Let $M \subset U \subset \Bbb R^n$, where $M$ is closed set and $U$ is an open set. Show that if $f\colon M \to \Bbb R$ is a smooth function. Then there is a smooth function $\tilde f\colon M \to \Bbb R$, with $\tilde f_M=f$ and $\operatorname{supp}(\tilde f) \subset U$.
I think I have to use partitions of unity $\{\phi_i\}$ s.t $\sum \phi_i f=f$ then extending $\phi_i$ to $\Bbb R^n$ will solve my purpose. But how go in logical steps?
This is a corollary of Whitney's extension theorem: see Theorem 1 in the link below.
http://www.ams.org/journals/tran/1934-036-01/S0002-9947-1934-1501735-3/S0002-9947-1934-1501735-3.pdf
According to the theorem we can find a smooth function $F$ where $F|_M = f$. Now we would like to have $F|_{U^c} = 0$. Assume we have a smooth function $\phi$ , which has value 1 on $M$ and 0 on $U^c$. Then we can define $\bar{f} = \phi F$ .
So, we need to construct $\phi$: If M is compact, the result is known as $C^\infty$ Urysohn lemma: see, e.g here. For non-compact, i.e unbounded closed set $M$ we reduce the problem to the case where $M$ is bounded (hence compact). Find a ball $B \in U \cap M^c$ . WLOG $B = B_1(0)$ Perform the Kelvin transform $$T(x) = \frac{x}{||x||_2^2}$$. This is a smooth homeomorphism $\mathbb{R}^n - 0 \to \mathbb{R}^n - 0$, which sends $M$ to a closed subset of the unit ball and $U$ is mapped to an open subset of $\mathbb{R}^n$. Also, $\mathbb{R}^n - B_1(0) \in U$, so we are in the case where $M$ is compact. Find $\phi$ using the $C^\infty$ Urysohn lemma.
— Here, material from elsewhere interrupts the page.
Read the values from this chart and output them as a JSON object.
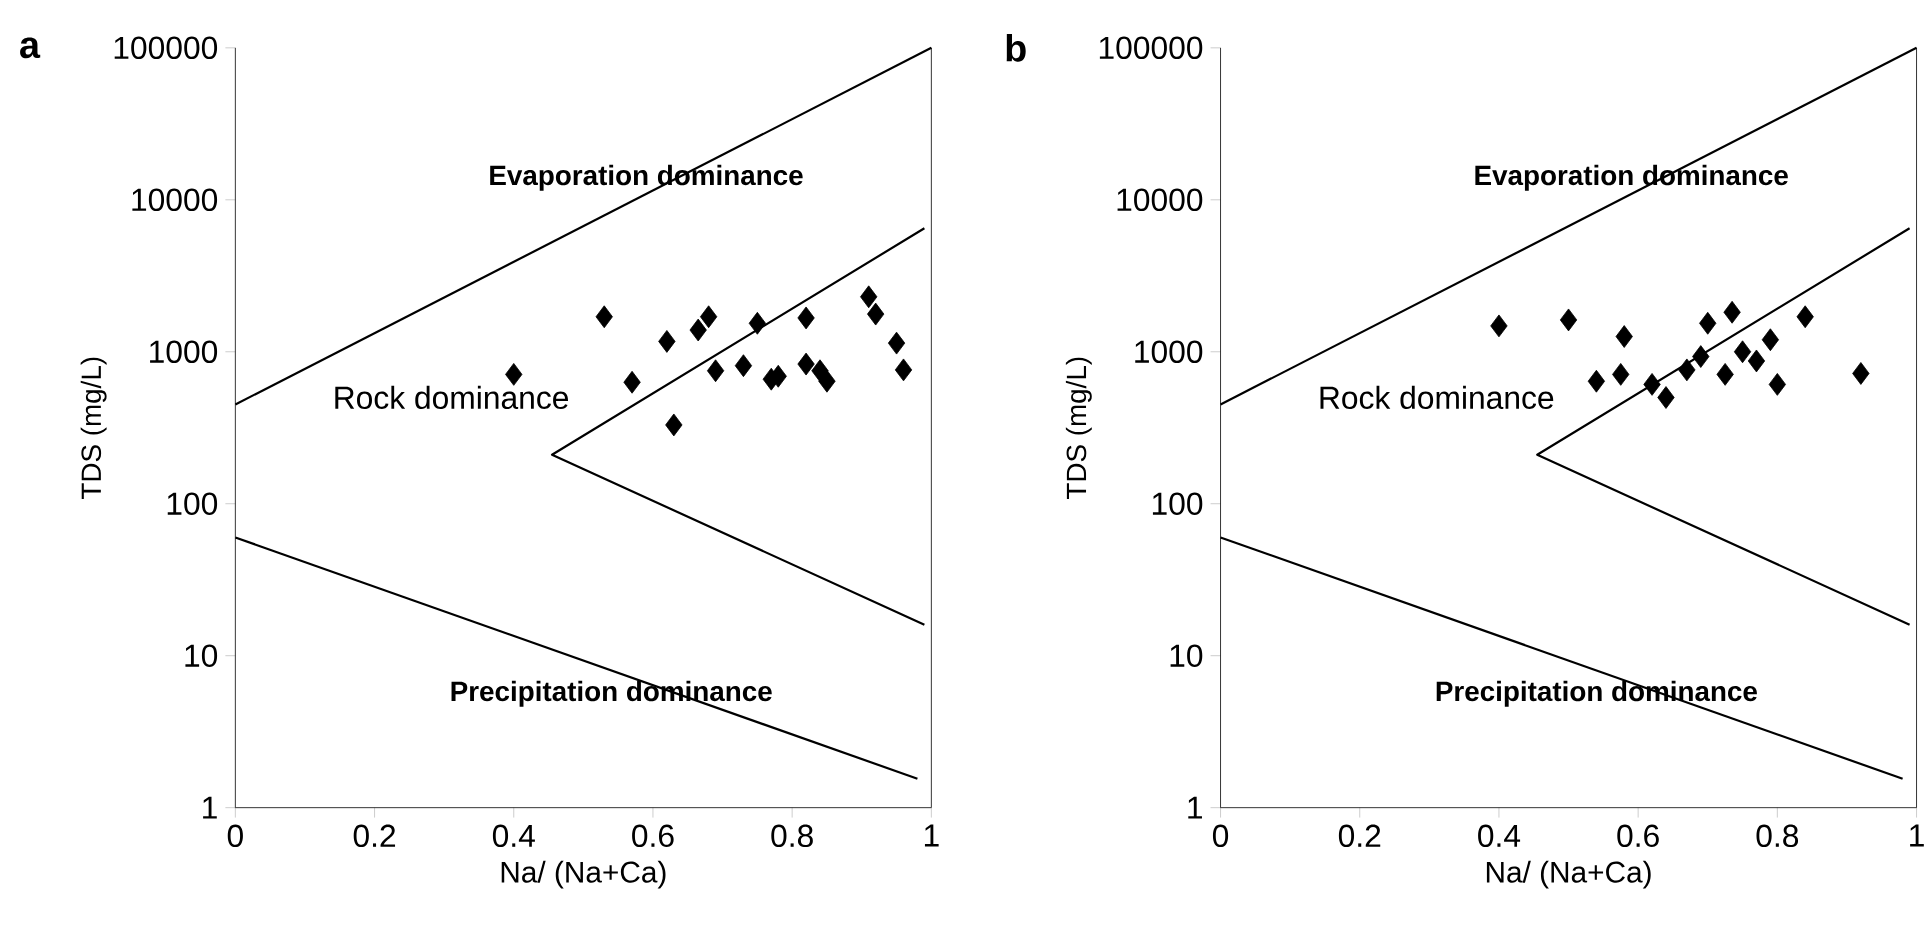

Then $\phi (T^{-1}(x))$ is $1$ on M and $0$ on $U^c$ which we wanted to find.
Cover $M$ by an open cover $U_{\alpha}$ such that each $U_{\alpha}$ is contained in $U$. Since $M$ is paracompact, it follows that there exists an open refinement $V_{\alpha}$ of $U_{\alpha}$ such that $\overline{V_{\alpha}} \subset U_{\alpha}$. Now take a subordinate partition of unity by bump functions and multiply their sum with $f$.